The two races in Georgia will decide whether the Senate is controlled by Republicans or Democrats for the next two years.
Volunteers for the Spokane County Democratic Party had worked for hours that week writing out and addressing the postcards urging people all over Georgia to vote for Democrats, Grossman said: “They were stamped and ready to go. I hadn’t had a chance to mail them yet.”
Outside, Grossman and others watched, expecting a bomb to go off. Instead, smoke and flames started showing as Yeager allegedly had gasoline, not a bomb, in his backpack. The fire was put out, and Yeager was taken into custody, but volunteers weren’t allowed back into the heavily damaged building.
Police later reported Yeager said he chose Democrats because he was going after “elites” in an apolitical manner. He thought they were closer because he assumed the closest GOP office was in North Idaho.
Grossman figured the postcards probably didn’t survive, an assumption initially bolstered when she saw a photo of her desk on the internet a few days later. She could see her phone was melted. Her coat was fried. Her iPad looked unscathed. Where the stack of postcards had sat seemed to be a charred black box.
She jumped in her car, drove to the office, ran through the door and into the torched headquarters. She reached for the charred stack.
Only the top postcard was burned. The 99 underneath were singed around the edge, but were otherwise fine. Well, except for a slightly smoky smell, she said.
It was about 3 p.m. Saturday, the third day of Hanukkah and the last day to mail the postcards and get them delivered on time. She grabbed the postcards, rushed to the post office and put them through the mail slot in time for a pickup.

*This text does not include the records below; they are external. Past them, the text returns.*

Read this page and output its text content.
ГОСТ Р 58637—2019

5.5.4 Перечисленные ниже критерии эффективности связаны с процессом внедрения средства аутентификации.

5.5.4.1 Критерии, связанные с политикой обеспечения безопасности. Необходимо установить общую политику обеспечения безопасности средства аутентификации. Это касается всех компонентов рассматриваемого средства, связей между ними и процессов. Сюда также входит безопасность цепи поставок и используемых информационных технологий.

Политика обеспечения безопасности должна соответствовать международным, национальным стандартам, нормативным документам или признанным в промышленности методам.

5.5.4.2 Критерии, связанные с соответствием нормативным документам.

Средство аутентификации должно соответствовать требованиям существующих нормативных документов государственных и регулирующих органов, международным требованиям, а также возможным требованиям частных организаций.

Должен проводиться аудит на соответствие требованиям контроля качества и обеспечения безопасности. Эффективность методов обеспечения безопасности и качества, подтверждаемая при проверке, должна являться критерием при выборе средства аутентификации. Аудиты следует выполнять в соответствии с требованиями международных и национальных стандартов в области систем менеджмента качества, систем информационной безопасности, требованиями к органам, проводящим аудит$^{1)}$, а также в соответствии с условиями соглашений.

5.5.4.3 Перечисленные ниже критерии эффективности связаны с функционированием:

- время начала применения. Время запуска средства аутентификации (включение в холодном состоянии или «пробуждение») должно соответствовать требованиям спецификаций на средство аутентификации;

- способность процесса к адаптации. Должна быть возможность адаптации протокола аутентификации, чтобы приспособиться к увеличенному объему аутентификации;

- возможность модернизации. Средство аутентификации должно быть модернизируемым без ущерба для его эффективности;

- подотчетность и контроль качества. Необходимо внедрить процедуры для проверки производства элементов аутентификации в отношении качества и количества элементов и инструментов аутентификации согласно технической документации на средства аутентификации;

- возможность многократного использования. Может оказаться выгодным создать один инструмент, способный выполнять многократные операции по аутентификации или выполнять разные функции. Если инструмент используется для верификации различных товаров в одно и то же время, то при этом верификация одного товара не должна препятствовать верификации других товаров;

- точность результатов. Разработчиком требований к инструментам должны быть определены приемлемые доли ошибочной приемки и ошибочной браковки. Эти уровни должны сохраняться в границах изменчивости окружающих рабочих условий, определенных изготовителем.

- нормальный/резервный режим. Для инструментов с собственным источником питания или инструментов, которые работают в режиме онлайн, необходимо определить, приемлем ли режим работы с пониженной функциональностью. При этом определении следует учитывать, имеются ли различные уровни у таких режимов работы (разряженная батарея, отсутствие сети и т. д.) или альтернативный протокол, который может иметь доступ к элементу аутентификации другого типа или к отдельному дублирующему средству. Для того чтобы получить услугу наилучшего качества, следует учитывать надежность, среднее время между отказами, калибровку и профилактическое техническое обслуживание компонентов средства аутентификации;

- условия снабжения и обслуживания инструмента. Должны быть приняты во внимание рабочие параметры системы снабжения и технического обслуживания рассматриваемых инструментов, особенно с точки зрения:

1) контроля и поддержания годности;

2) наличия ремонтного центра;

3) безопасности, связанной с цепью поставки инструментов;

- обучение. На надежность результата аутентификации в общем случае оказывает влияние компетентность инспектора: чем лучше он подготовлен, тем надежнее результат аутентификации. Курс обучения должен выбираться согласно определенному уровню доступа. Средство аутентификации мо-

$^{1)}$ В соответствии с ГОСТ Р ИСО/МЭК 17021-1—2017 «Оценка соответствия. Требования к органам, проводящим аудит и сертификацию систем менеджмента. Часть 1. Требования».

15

It felt like a miracle, she said.
Grossman, who ran Shirley Grossman’s Music School until she retired from teaching “thousands of sweet adorable children,” has been volunteering for the local party since 2016. Her service coincides with the candidacy of Donald Trump, although we’ll leave out her comments about the president as this is a holiday story.
Grossman replaced her cellphone. Her good coat, which she described as “nothing but ashes,” hasn’t been replaced yet, but she’s wearing one of her husband’s. She’ll go back to volunteering as soon as the Democrats have a place from which to do it.
In the meantime, 99 voters in homes around Georgia have or will soon receive postcards urging them to vote. They might notice the blackened edges, and maybe a little charred smell, but they won’t know they’re on the receiving end of a Hanukkah miracle from Spokane.